Mas tenho de lhe dizer que eu não toco um compasso com o mesmo ritmo que o precedente. Eu sigo o desenvolvimento das vagas de expressão. Se a expressão deve acelerar eu acelero... É qualquer coisa intuitiva mas em permanente movimento e eu creio que depois de tudo o que se testemunhou do rubato de Chopin enquanto intérprete das suas composições, daquilo que os seus contemporâneos testemunharam, tem-se de ter em conta as afirmações de que o rubato de Chopin era natural e discreto ao ponto de muitos dizerem que ele não utilizava "rubatos".
Mas é verdade que voçê não falou do "rubato" mas de paragens. Só lhe posso dizer que essas paragens são raras.

AT: Não falei de "rubato" até porque Vlado Perlemuter que eu admiro, quase não o utiliza ou utiliza-o discretamente como acaba de referiri a propósito de Chopin. Para mim O "rubato" não tem pertinência. Mesmo o Sokolov que é paradigmático não o utiliza assim tanto...

E-B: Sim. Sokolov é seguramente um imenso pianista. Ouvi-o um dia quando por acaso liguei a televisão e vio-o a interpretar as últimas Mazurkas. É absolutamente musical mas não posso compartilhar a opinião que faz um rubato discreto. Pelo menos naquele registo tocou com muito "rubato".
Isso não é uma crítica a Sokolov. É só para lhe dizer que é dificil tocar Chopin com demasiado regularidade. Segundo o momento faz-se um "rubato" ou outro.
Se o "rubato" surpreende é porque talvez não seja motivado naturalmente. É necessário que o "rubato" não seja notado. Quando o público não percebe o rubato é porque ele é natural.

AT: Excluindo os pianistas da escola francesa, quem são para si os mais marcantes da actualidade? É quase uma pergunta incorrecta...

E-B: Não. De todo! Quando há talento há lugar para todos. Não se é obrigado a escutar sempre os mesmos. É como com as flores: podemos oferecer diferentes flores igualmente belas.
Na música somos todos diferentes e cada um deve impôr-se pela sua excelência.
Deve-se dar sempre o nosso melhor mas não se deve ter como objectivo ser melhor que este ou aquele.
É por isso que eu não escuto muitos os meus colegas, por isso a minha resposta vai sofrer dessa limitação.
Em todo o caso, entre aqueles que eu pûde escutar, há dois que me marcaram entre os jovens pianistas franceses: Hélène Grimaud e Phillipe Jossiano.
Este último ganhou o segundo prémio no concurso Chopin em 95, creio. É um pianista que tem muita sensibilidade, que tem verdadeiramente a sua própria maneira de tocar com muita nobreza e muito sentimento. Quando há sentimento e nobreza temos Chopin.

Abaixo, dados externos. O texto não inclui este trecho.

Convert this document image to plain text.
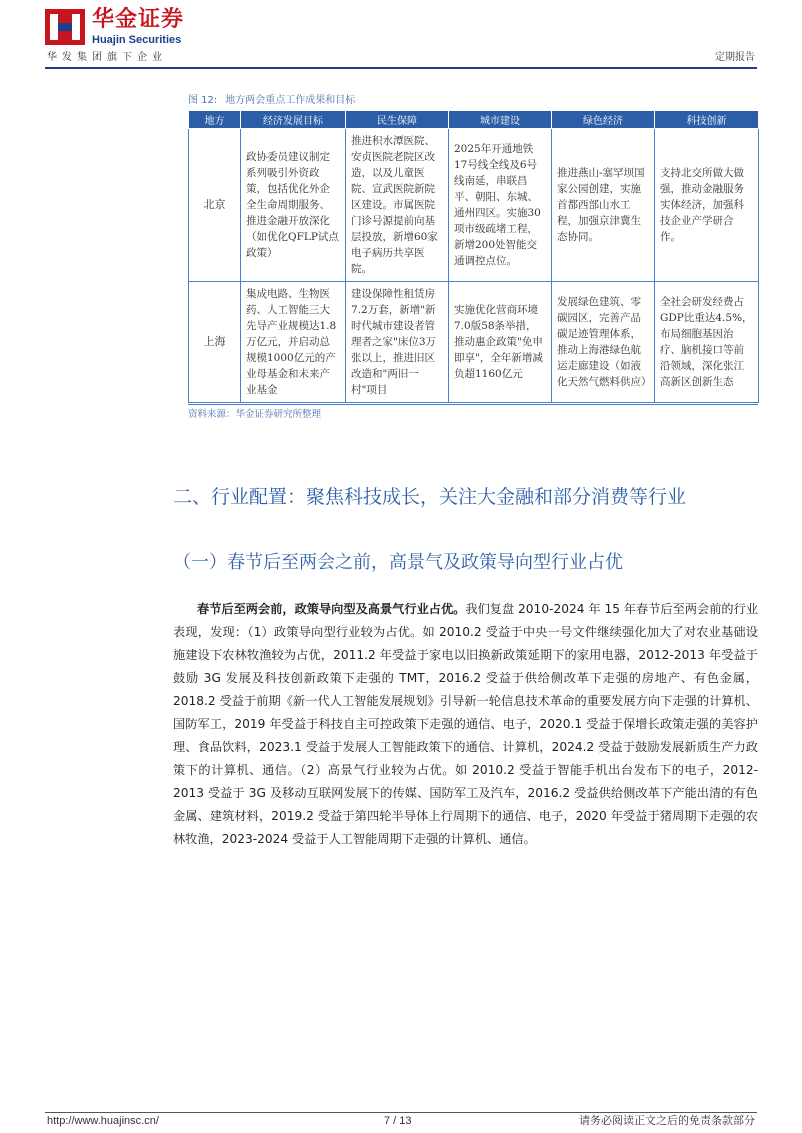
华金证券
Huajin Securities
华发集团旗下企业	定期报告
图 12: 地方两会重点工作成果和目标
地方	经济发展目标	民生保障	城市建设	绿色经济	科技创新
北京	政协委员建议制定系列吸引外资政策，包括优化外企全生命周期服务、推进金融开放深化（如优化QFLP试点政策）	推进积水潭医院、安贞医院老院区改造，以及儿童医院、宣武医院新院区建设。市属医院门诊号源提前向基层投放，新增60家电子病历共享医院。	2025年开通地铁17号线全线及6号线南延，串联昌平、朝阳、东城、通州四区。实施30项市级疏堵工程，新增200处智能交通调控点位。	推进燕山-塞罕坝国家公园创建，实施首都西部山水工程，加强京津冀生态协同。	支持北交所做大做强，推动金融服务实体经济，加强科技企业产学研合作。

上海	集成电路、生物医药、人工智能三大先导产业规模达1.8万亿元，并启动总规模1000亿元的产业母基金和未来产业基金	建设保障性租赁房7.2万套，新增"新时代城市建设者管理者之家"床位3万张以上，推进旧区改造和"两旧一村"项目	实施优化营商环境7.0版58条举措，推动惠企政策"免申即享"，全年新增减负超1160亿元	发展绿色建筑、零碳园区，完善产品碳足迹管理体系，推动上海港绿色航运走廊建设（如液化天然气燃料供应）	全社会研发经费占GDP比重达4.5%，布局细胞基因治疗、脑机接口等前沿领域，深化张江高新区创新生态
资料来源：华金证券研究所整理
二、行业配置：聚焦科技成长，关注大金融和部分消费等行业
（一）春节后至两会之前，高景气及政策导向型行业占优
春节后至两会前，政策导向型及高景气行业占优。我们复盘 2010-2024 年 15 年春节后至两会前的行业表现，发现：（1）政策导向型行业较为占优。如 2010.2 受益于中央一号文件继续强化加大了对农业基础设施建设下农林牧渔较为占优，2011.2 年受益于家电以旧换新政策延期下的家用电器，2012-2013 年受益于鼓励 3G 发展及科技创新政策下走强的 TMT，2016.2 受益于供给侧改革下走强的房地产、有色金属，2018.2 受益于前期《新一代人工智能发展规划》引导新一轮信息技术革命的重要发展方向下走强的计算机、国防军工，2019 年受益于科技自主可控政策下走强的通信、电子，2020.1 受益于保增长政策走强的美容护理、食品饮料，2023.1 受益于发展人工智能政策下的通信、计算机，2024.2 受益于鼓励发展新质生产力政策下的计算机、通信。（2）高景气行业较为占优。如 2010.2 受益于智能手机出台发布下的电子，2012-2013 受益于 3G 及移动互联网发展下的传媒、国防军工及汽车，2016.2 受益供给侧改革下产能出清的有色金属、建筑材料，2019.2 受益于第四轮半导体上行周期下的通信、电子，2020 年受益于猪周期下走强的农林牧渔，2023-2024 受益于人工智能周期下走强的计算机、通信。
http://www.huajinsc.cn/	7 / 13	请务必阅读正文之后的免责条款部分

AT: No que concerne a Grimaud não a acha uma vedeta superficial?

E-B: A mim não me interessa o que fizeram dela al nível mediático. A mim interessa-me simplesmente a música. Eu ouvi-a quando ela tinha 16 anos

AT: Agora tem 30!

E-B: Eu sei. mas ouvi-a também recentemente. Quando a ouvi quando ela tinha 16, percebi imediatamente que ela era dotada de uma enorme inteligência musical que é provavelmente a sua maior qualidade.
É verdade que me aconteceu ouvi-la por acaso na rádio antes de saber que era ela e achei a interpretação algo dura. Fiquei intristecido por ela ter evoluído daquela maneira.
Mesmo assim devo dizer que recentemente ouvi-a tocar algumas peças de Brahms e Rachmaninof e que apesar de não ser uma grande técnica sente-se que é uma grande música. Ela consegue emocionar-me.

AT: Conhece pianista portugueses?

E-B: Quem?

AT: Há dois muito conhecidos... Maria João Pires

H-B: Ha!!!

AT: e Artur Pizarro.

H-B: Não conheço Pizarro mas Pires é um monumento! Não falei nela porque estávamos a falar de pianistas franceses ou da escola francesa.

AT: Pois... De facto a minha questão inicial foi excluindo os franceses... Mas não importa. Se quiser continuar a falar...

E-B: Hã sim? Pois Pires é um monumento. Eu não conheço as suas interpretações de Chopin... Melhor: ouvi uma vez um Chopin por ela e foi mágico! como já percebeu evito ouvir outros intérpretes a tocar Chopin pois procuro partir do vazio ou quase.
Eu tenho uma grande estima pela grande artista e agora que fui nomeado professor na Chapella Reine Elisabeth na Bélgica, já a convidei para fazer "master-classes" com os meus alunos que são uma classe especial de pianistas em pré-carreira. Os dois pianistas que propûs logo no início foram Pires e Freire que já aceitaram.
Há também o imenso pianista que é Christian Zimmerman. Maurício Polini que foi um choque quando escutei um registo dele aos quinze anos...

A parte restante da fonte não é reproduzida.